The R&D Tax Credit Aspects of AI Vision Technology
AI-Vision-Tech
There is no doubt about it: it is an increasingly
visual world. In a time when everyone has a camera in their pockets,
access to visual data has reached unprecedented levels. Recent
technological developments promise to use the wealth of visual
information currently available to enable groundbreaking applications.
Deep-learning techniques are revolutionizing image processing as
machine vision moves beyond a rules-based, linear approach and into the
new era of artificial intelligence. The present article will discuss
the revolutionary power of artificially intelligent vision systems,
highlighting current trends and challenges ahead. It will also present
the R&D tax credit opportunity available to support companies
engaged in visual intelligence innovation.
The
Research & Development Tax Credit
Enacted in 1981, the now permanent Federal Research
and Development (R&D) Tax Credit allows a credit that typically
ranges from 4%-7% of eligible spending for new and improved products
and processes. Qualified research must meet the following four criteria:
- Must be technological in nature
- Must be a component of the
taxpayers business
- Must represent R&D in the
experimental sense and generally includes all such costs related to the
development or improvement of a product or process
- Must eliminate uncertainty
through a process of experimentation that considers one or more
alternatives
Eligible costs include U.S. employee wages, cost of
supplies consumed in the R&D process, cost of pre-production
testing, U.S. contract research expenses, and certain costs associated
with developing a patent.
On December 18, 2015, President Obama signed the
PATH Act, making the R&D Tax Credit permanent. Beginning in 2016,
the R&D credit can be used to offset Alternative Minimum tax for
companies with revenue below $50MM and for the first time,
pre-profitable and pre-revenue startup businesses can utilize the
credit against $250,000 per year in payroll taxes.
45
Billion Digital Eyes
An August 2017 study by LDV Capital predicts that
the number of cameras in the world will at least triple by 2022, adding
up to staggering 45 billion. This massive surge in visual-based
technology will come from the emergence of new “camera-hungry”

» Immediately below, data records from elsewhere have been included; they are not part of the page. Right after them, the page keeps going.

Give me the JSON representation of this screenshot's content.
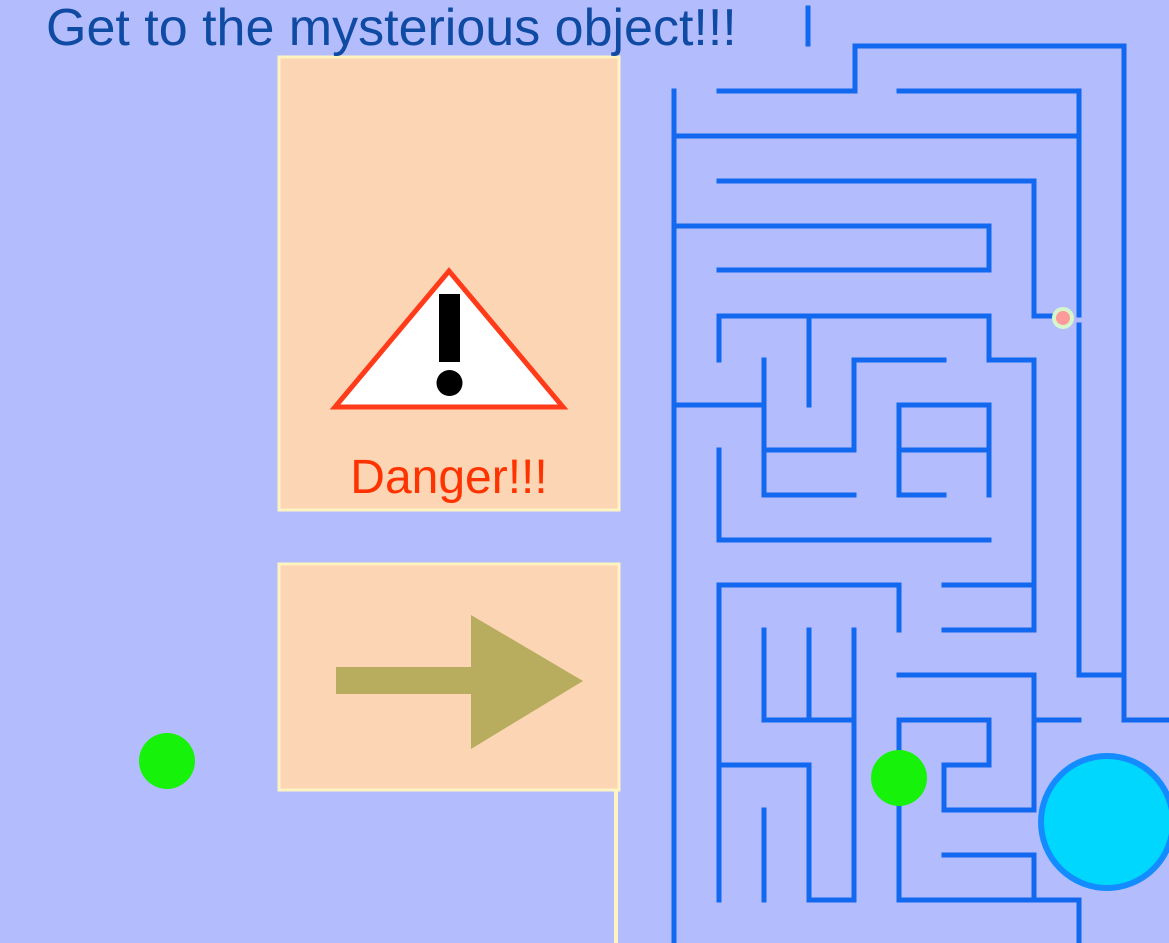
{
  "hud": {
    "message": "Get to the mysterious object!!!"
  },
  "warning_panel": {
    "label": "Danger!!!",
    "icon": "warning-triangle-icon"
  },
  "direction_panel": {
    "icon": "arrow-right-icon"
  },
  "colors": {
    "background": "#b3bdfd",
    "panel_fill": "#fcd5b5",
    "panel_border": "#fff3c0",
    "maze_wall": "#1368f0",
    "title_text": "#0f4aa3",
    "danger_text": "#ff3300",
    "warning_triangle_stroke": "#ff3b1a",
    "arrow": "#b8ad5e",
    "player": "#17f20a",
    "goal": "#00d7ff",
    "goal_border": "#148cff",
    "pink_dot": "#ff9a9a",
    "pink_dot_ring": "#d6f7c9"
  }
}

products, such as autonomous cars and augmented reality glasses, as
well as from the addition of new functionalities to already widespread
devices. For instance, LDV predicts that, in five years, smartphones
could have as much as thirteen cameras, which would allow for 360
degree, 3D video making as well as augmented reality images. Smart home
products and security systems will also contribute to the increasing
number of cameras, which is made possible by a steep drop in unit
prices.
Vision-based artificial intelligence (AI) will
undoubtedly be a major trend in the new era of all-seeing digital eyes.
Access to massive visual data combined with groundbreaking
machine-learning techniques will allow algorithms to learn and evolve,
becoming the basis of a growing number of innovative AI services.
Neural
Networks and Beyond
For years, images were just too complex for
algorithms to reliably work on. The uniqueness of millions of pixels
combined into singular patterns seemed to be an unsolvable riddle,
which was beyond the capacity of computer-vision technology. However,
improvements in processing power combined with access to large amounts
of visual data allowed for the emergence of deep-learning techniques,
which inaugurated a new era in image processing.
Inspired by our brains’ interconnected neurons, the
mathematical functions of so-called deep neural networks perform
remarkably well when working with complex images. The algorithms are
able to learn discrete tasks by spotting patterns in larges sets of
data. For instance, by analyzing thousands of dog photos, they learn to
recognize a dog. University of Washington’s MegaFace Project is an
interesting example of recent advancements in neural network image
processing. When asked to match two images of the same person among 1
million face images, the system achieved 75 percent accuracy in
first-time guesses and more than 90 percent when 10 options were
allowed.
In addition to achieving greater accuracy than
traditional computer vision, deep-learning techniques offer superior
versatility. Its algorithms are less purpose-specific and its
frameworks can be re-utilized across various cases. As neural networks
grow in complexity and scale, the range of vision-based AI services
reaches impressive widths. However, there is still a long way to go in
the path towards truly intelligent vision systems. Some specialists
believe that neural networks and related techniques will be soon
considered small advances when compared to innovation that is yet to
come.
The Issue of
Generalization
Despite considerable improvements in
image-processing performance, generalization remains an issue to be
tackled. In most vision-based AI systems, object identification depends
on the angle being portrayed. In other words, there is a recurrent
inability to recognize familiar objects seen from unfamiliar angles.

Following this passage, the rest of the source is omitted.